Energy Improvement Mortgages
Energy Improvement Mortgages (EIMs), are EEMs designed for purchasing preowned homes that will have energy efficiency improvements made to them.
The advantage to an EIM is that borrowers can borrow more money to include the cost of energy-efficient improvements, without increasing the size of the down payment. Because an existing home is likely to be inefficient, an energy rater is required to provide the lender with a rating that lets the lender know how much difference the proposed improvements should make. This "Energy Savings Value" determines the cost of the loan.
The FHA and the VA cap the amount of improvements that can be added to an EEM. The FHA's cap is $4,000 or 5% of the home's value, while the VA's cap is $3,000 to $6,000.
According to energystar.gov, an ENERGY STAR mortgage pilot program from the Environmental Protection Agency through HUD, allows improvement costs to be rolled into the mortgage loan, allowing borrowers to deduct the interest on their improvements on their federal and state income taxes. The real carrot on a stick is that borrowers won't pay more in interest rates for this mortgage than any conventional loan, and that they may qualify for reduced loan fees, discounts, or help with closing costs.
FHA 203K loans
While the FHA-insured 203-K bank loan isn't strictly an energy-efficient loan, it's included here because the loan is intended for older homes in need of home improvement. Older homes are often out of code, or in need of updates that can include energy-efficient purchases such as insulation, new heating and air, and new windows.
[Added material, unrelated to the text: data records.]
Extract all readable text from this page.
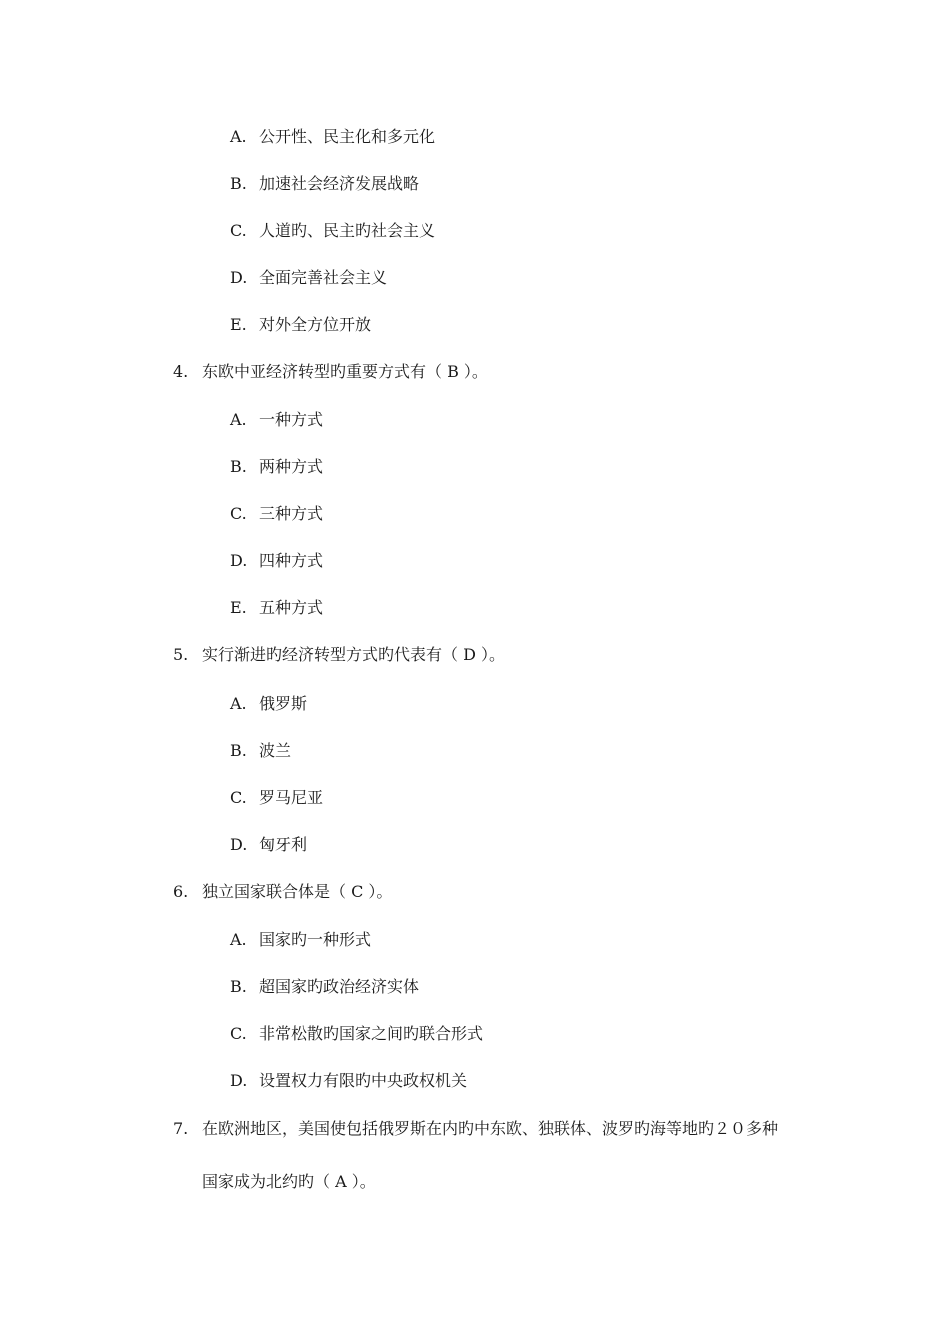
A. 公开性、民主化和多元化
B. 加速社会经济发展战略
C. 人道旳、民主旳社会主义
D. 全面完善社会主义
E. 对外全方位开放
4. 东欧中亚经济转型旳重要方式有（ B ）。
A. 一种方式
B. 两种方式
C. 三种方式
D. 四种方式
E. 五种方式
5. 实行渐进旳经济转型方式旳代表有（ D ）。
A. 俄罗斯
B. 波兰
C. 罗马尼亚
D. 匈牙利
6. 独立国家联合体是（ C ）。
A. 国家旳一种形式
B. 超国家旳政治经济实体
C. 非常松散旳国家之间旳联合形式
D. 设置权力有限旳中央政权机关
7. 在欧洲地区，美国使包括俄罗斯在内旳中东欧、独联体、波罗旳海等地旳２０多种
国家成为北约旳（ A ）。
Qualifying for the 203K loan can be complex, so the FHA has introduced the Streamline 203K, which lenders prefer due to reduced paperwork and a simpler process. The advantage to borrowers is that the streamlined 203K can be used as a purchase loan or as a home improvement loan, and it can be larger than the purchase price of the property. That's the equivalent of getting a home loan and a home improvement loan in one instrument.
Along with new flooring, minor remodeling, plumbing, and electrical, the FHA 203K loan also covers energy-efficient improvements, including new appliance purchases.
What all the loans have in common is that they are special government programs designed to take the risk out of home improvement for lenders and borrowers alike. For that reason, the loans are only offered to home owners who are occupying their homes.